Going from Void to Void: Growing the UMFA
The ideal situation is that in which a donor or donors provide annual funds for the systematic acquisition by professionals of a general collection. Such a collection would affect the cultural life of the state through generations of citizens.
–University of Utah Museum of Fine Arts exhibition brochure, 1971-72.
The museum spreads its surfaces everywhere, and becomes an untitled collection of generalizations that immobilize the eye.
– Robert Smithson, “Some Void Thoughts on Museums,” Arts Magazine, February 1967
In 1968, Frank Sanguinetti was recruited as Director of the Utah Museum of Fine Arts to shepherd the institution’s move to modern quarters in 1970. Within two years at its new address, the UMFA became the first museum in the West to receive accreditation from the American Association of Museums.

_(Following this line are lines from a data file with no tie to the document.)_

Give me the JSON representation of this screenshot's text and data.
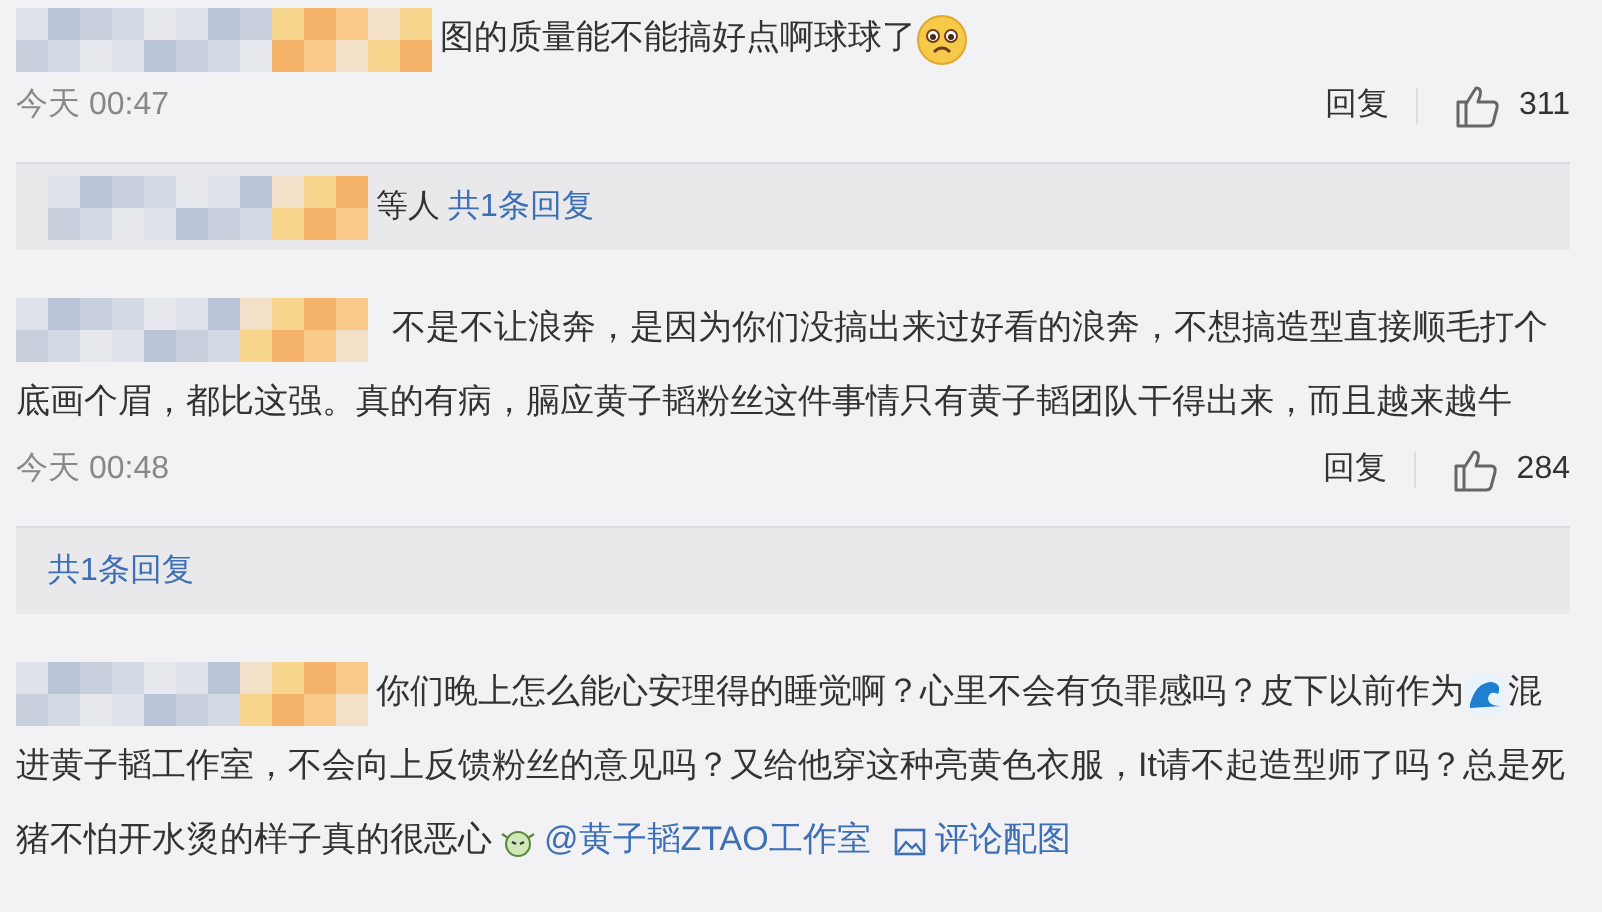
{
  "comments": [
    {
      "parts": [
        {
          "kind": "text",
          "text": "图的质量能不能搞好点啊球球了"
        },
        {
          "kind": "cry"
        }
      ],
      "time": "今天 00:47",
      "reply_action": "回复",
      "likes": "311",
      "replies": {
        "suffix": "等人",
        "link": "共1条回复"
      }
    },
    {
      "parts": [
        {
          "kind": "text",
          "text": "不是不让浪奔，是因为你们没搞出来过好看的浪奔，不想搞造型直接顺毛打个底画个眉，都比这强。真的有病，膈应黄子韬粉丝这件事情只有黄子韬团队干得出来，而且越来越牛"
        }
      ],
      "time": "今天 00:48",
      "reply_action": "回复",
      "likes": "284",
      "replies": {
        "link": "共1条回复"
      }
    },
    {
      "parts": [
        {
          "kind": "text",
          "text": "你们晚上怎么能心安理得的睡觉啊？心里不会有负罪感吗？皮下以前作为"
        },
        {
          "kind": "wave"
        },
        {
          "kind": "text",
          "text": "混进黄子韬工作室，不会向上反馈粉丝的意见吗？又给他穿这种亮黄色衣服，It请不起造型师了吗？总是死猪不怕开水烫的样子真的很恶心"
        },
        {
          "kind": "smirk"
        },
        {
          "kind": "mention",
          "text": "@黄子韬ZTAO工作室"
        },
        {
          "kind": "photo",
          "text": "评论配图"
        }
      ]
    }
  ]
}
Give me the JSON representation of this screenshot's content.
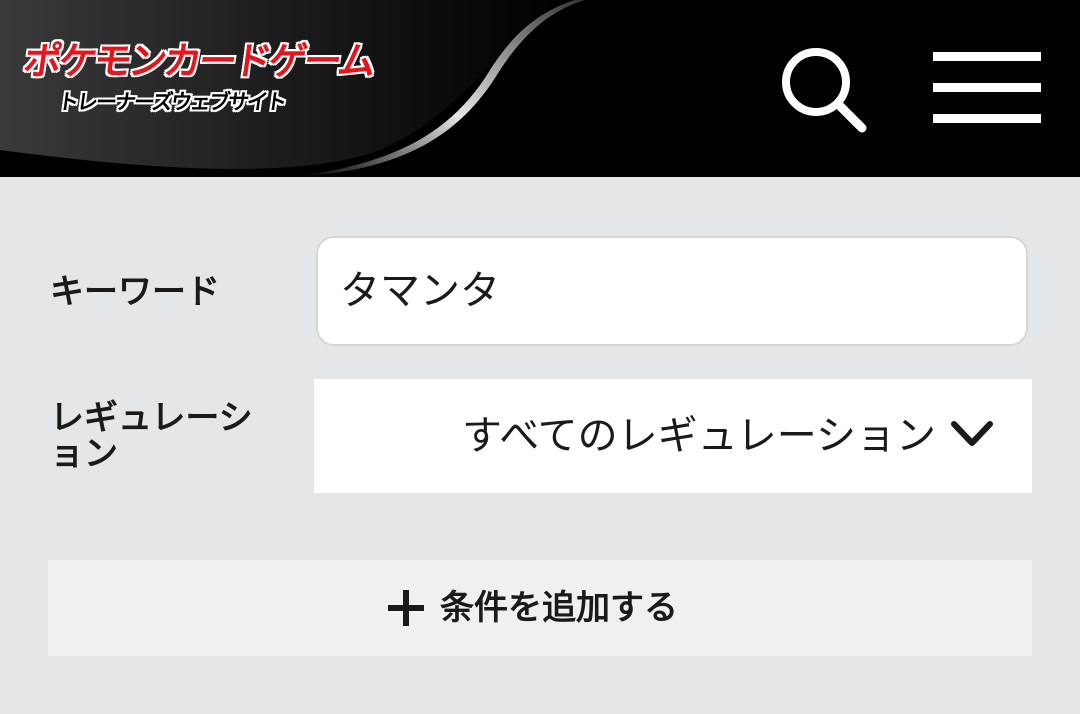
{
  "header": {
    "logo_title": "ポケモンカードゲーム",
    "logo_subtitle": "トレーナーズウェブサイト",
    "search_icon": "search-icon",
    "menu_icon": "hamburger-menu-icon"
  },
  "form": {
    "keyword": {
      "label": "キーワード",
      "value": "タマンタ"
    },
    "regulation": {
      "label_line1": "レギュレーシ",
      "label_line2": "ョン",
      "selected": "すべてのレギュレーション",
      "chevron_icon": "chevron-down-icon"
    },
    "add_condition": {
      "label": "条件を追加する",
      "icon": "plus-icon"
    }
  },
  "colors": {
    "header_bg": "#000000",
    "page_bg": "#e5e6e8",
    "logo_red": "#e8141b"
  }
}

In its freshly completed concrete galleries, the UMFA exhibited rising and established contemporary artists as well as antiquities and works from Renaissance and Impressionist masters. A 1972 brochure proclaimed the Museum's function at its new site: "to provide essential cultural and educational resources in the visual arts for the University, for Salt Lake City and the entire state. The goal of the Museum collections and exhibitions is to present a general collection of art objects selected for quality and representing the principal artistic styles of many cultures and historical periods."
The Associated Students of the University of Utah, or ASUU, were one of the most influential student-led organizations on campus. One little-known aspect of their history is that the organization sponsored art acquisitions in the 1970s; these works remain in the collection of the Utah Museum of Fine Arts today.
Questions for Closer Looking
Find works on this page and while searching the UMFA's collections database that have “Associated Students of the University of Utah” on their labels. These are all artworks that the University of Utah student organization helped to purchase.
Can you imagine why students believed that the Utah Museum of Fine Arts ought to bring these artworks into their permanent collection?
How do these compare with artworks that the UMFA has acquired more recently
What sorts of artwork do you think today’s students might want the UMFA to collect, and why?